Kebetulan saya dan Fahmi satu
sekolah saat di SD dulu. Kepada Fahmi saya menyampaikan rencana acara reuni
akbar SD untuk semua angkatan yang akan dilaksanakan selepas Lebaran nanti.
Mendengar kabar itu, Fahmi hanya terdiam dan tampak tercenung. Tadinya saya
tidak terlalu memperhatikan perubahan air mukanya. Namun setelah mendengarkan
kata-katanya, gantian sayalah yang tercenung cukup lama
" Aku tak akan menghadiri
acara reuni dimanapun, sebab aku miskin "
Kata – kata yang keluar dari
mulutnya terdengar begitu lirih dan sedih. Saya terhenyak mendengarnya, namun
sudah dapat menduga kelanjutan kalimatnya.

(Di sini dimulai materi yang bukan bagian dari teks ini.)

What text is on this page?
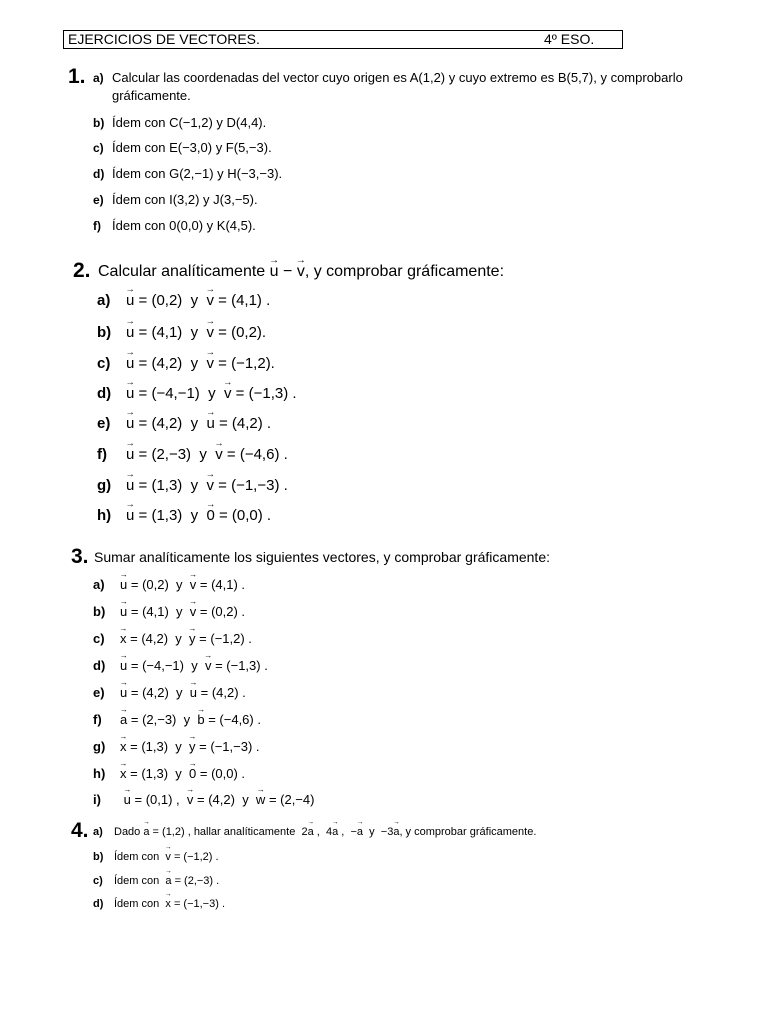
EJERCICIOS DE VECTORES.	4º ESO.
1. a) Calcular las coordenadas del vector cuyo origen es A(1,2) y cuyo extremo es B(5,7), y comprobarlo
gráficamente.
b) Ídem con C(−1,2) y D(4,4).
c) Ídem con E(−3,0) y F(5,−3).
d) Ídem con G(2,−1) y H(−3,−3).
e) Ídem con I(3,2) y J(3,−5).
f) Ídem con 0(0,0) y K(4,5).
2. Calcular analíticamente → u − → v, y comprobar gráficamente:
a) → u = (0,2) y → v = (4,1) .
b) → u = (4,1) y → v = (0,2).
c) → u = (4,2) y → v = (−1,2).
d) → u = (−4,−1) y → v = (−1,3) .
e) → u = (4,2) y → u = (4,2) .
f) → u = (2,−3) y → v = (−4,6) .
g) → u = (1,3) y → v = (−1,−3) .
h) → u = (1,3) y → 0 = (0,0) .
3. Sumar analíticamente los siguientes vectores, y comprobar gráficamente:
a) → u = (0,2) y → v = (4,1) .
b) → u = (4,1) y → v = (0,2) .
c) → x = (4,2) y → y = (−1,2) .
d) → u = (−4,−1) y → v = (−1,3) .
e) → u = (4,2) y → u = (4,2) .
f) → a = (2,−3) y → b = (−4,6) .
g) → x = (1,3) y → y = (−1,−3) .
h) → x = (1,3) y → 0 = (0,0) .
i) → u = (0,1) , → v = (4,2) y → w = (2,−4)
4. a) Dado → a = (1,2) , hallar analíticamente 2→ a , 4→ a , −→ a y −3→ a, y comprobar gráficamente.
b) Ídem con → v = (−1,2) .
c) Ídem con → a = (2,−3) .
d) Ídem con → x = (−1,−3) .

“ Aku malu pada teman-teman yang
sudah kaya dan sukses “
“ Apa hubungannya reuni dengan
kaya- miskin ? ayolah datang ! yang penting silaturahminya. Lagi pula tak akan
ada orang yang bertanya-tanya apakah kita ini kaya atau miskin ! “, bantahku.
Bantahan yang aku tahu terdengar sangat klise dan sangat naïf jika tidak dapat
dikatakan bodoh.
Fahmi hanya tersenyum, menghela
nafas, dan menggeleng. “ Aku nggak akan datang “. Pembicaraan tentang reunipun
berhenti sampai disitu, tak dilanjutkan lagi sampai saya dan suami pamit
pulang.
Pertanyaan - pertanyaan yang membuat rikuh ...

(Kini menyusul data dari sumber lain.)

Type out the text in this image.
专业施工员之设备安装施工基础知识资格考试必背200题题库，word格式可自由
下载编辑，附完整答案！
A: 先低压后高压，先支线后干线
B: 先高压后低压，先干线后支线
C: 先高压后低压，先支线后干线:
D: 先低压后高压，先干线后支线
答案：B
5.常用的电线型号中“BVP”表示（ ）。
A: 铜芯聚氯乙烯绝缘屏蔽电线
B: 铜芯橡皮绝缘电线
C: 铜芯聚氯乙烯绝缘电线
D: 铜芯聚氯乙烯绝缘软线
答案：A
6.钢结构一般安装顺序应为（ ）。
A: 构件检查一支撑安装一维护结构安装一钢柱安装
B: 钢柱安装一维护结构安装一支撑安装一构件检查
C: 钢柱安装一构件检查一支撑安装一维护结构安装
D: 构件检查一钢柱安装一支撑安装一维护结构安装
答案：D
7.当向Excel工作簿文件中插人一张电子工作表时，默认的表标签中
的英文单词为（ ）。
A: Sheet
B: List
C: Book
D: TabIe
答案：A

Apa yang pertama kali ditanyakan
di acara reuni, saat pertama kali berjumpa dengan teman-teman yang sudah lama
sekali tidak bertemu ? apakah pertanyaan seputar : sekarang tinggal dimana ?
sudah married ? anaknya sudah berapa ?. Mungkin terdengar seperti pertanyaan
biasa saja, basa-basi normal yang acap
kali terlontar dalam setiap pergaulan. Namun bahkan pertanyaan sesederhana itu menjadi sangat sensitif bagi sebagian
orang yang (mohon maaf) belum mendapatkan jodohnya sementara usia semakin menua
umpamanya, atau bagi pasangan yang belum mendapatkan keturunan padahal sudah
bertahun-tahun menikah. Jadi jangankan pertanyaan soal kaya atau miskin ( yang
mana pertanyaan seperti ini mustahil dilontarkan dalam keadaan serius), perkara
sudah menikah dan memiliki keturunan saja sudah cukup membuat sebagian orang
enggan menghadiri acara reuni, karena merasa malu dan minder.

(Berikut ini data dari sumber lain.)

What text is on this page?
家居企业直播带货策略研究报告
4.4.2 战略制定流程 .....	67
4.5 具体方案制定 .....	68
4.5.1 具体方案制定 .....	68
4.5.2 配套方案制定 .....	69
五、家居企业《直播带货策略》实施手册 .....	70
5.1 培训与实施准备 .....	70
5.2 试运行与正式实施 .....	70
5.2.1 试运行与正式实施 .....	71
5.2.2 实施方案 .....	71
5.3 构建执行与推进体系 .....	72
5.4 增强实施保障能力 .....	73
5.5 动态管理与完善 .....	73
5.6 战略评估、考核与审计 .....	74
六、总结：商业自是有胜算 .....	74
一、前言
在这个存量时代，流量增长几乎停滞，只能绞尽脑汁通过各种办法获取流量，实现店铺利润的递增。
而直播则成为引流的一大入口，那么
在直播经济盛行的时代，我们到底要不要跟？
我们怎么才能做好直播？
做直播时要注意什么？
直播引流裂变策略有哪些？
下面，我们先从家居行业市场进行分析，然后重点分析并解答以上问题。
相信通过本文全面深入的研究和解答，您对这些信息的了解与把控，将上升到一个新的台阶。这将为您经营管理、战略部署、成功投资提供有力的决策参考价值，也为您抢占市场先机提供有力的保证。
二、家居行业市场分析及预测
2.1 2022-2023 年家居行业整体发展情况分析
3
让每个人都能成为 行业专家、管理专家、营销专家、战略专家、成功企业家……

Katakanlah pertanyaan -pertanyaan
standar sudah terlampaui, lalu masuklah kita pada pertanyaan berikutnya, yakni
soal pendidikan, soal pekerjaan, soal karir, dsb. Nah disinlah letak
permasalahannya. Ketika pembicaraan sudah menyangkut masalah-masalah itu, akan
ada teman-teman yang merasa sangat enggan untuk menjawab, karena merasa minder,
sebab pendidikan dan pekerjaannya tak terlampau bergengsi, tak terlampau
berkelas dan menghasilkan income yang besar untuk dibanggakan. Beberapa teman
lagi memilih menghindar dengan tidak menghadiri reuni, daripada harus
menghadapi pertanyaan-pertanyaan serupa itu.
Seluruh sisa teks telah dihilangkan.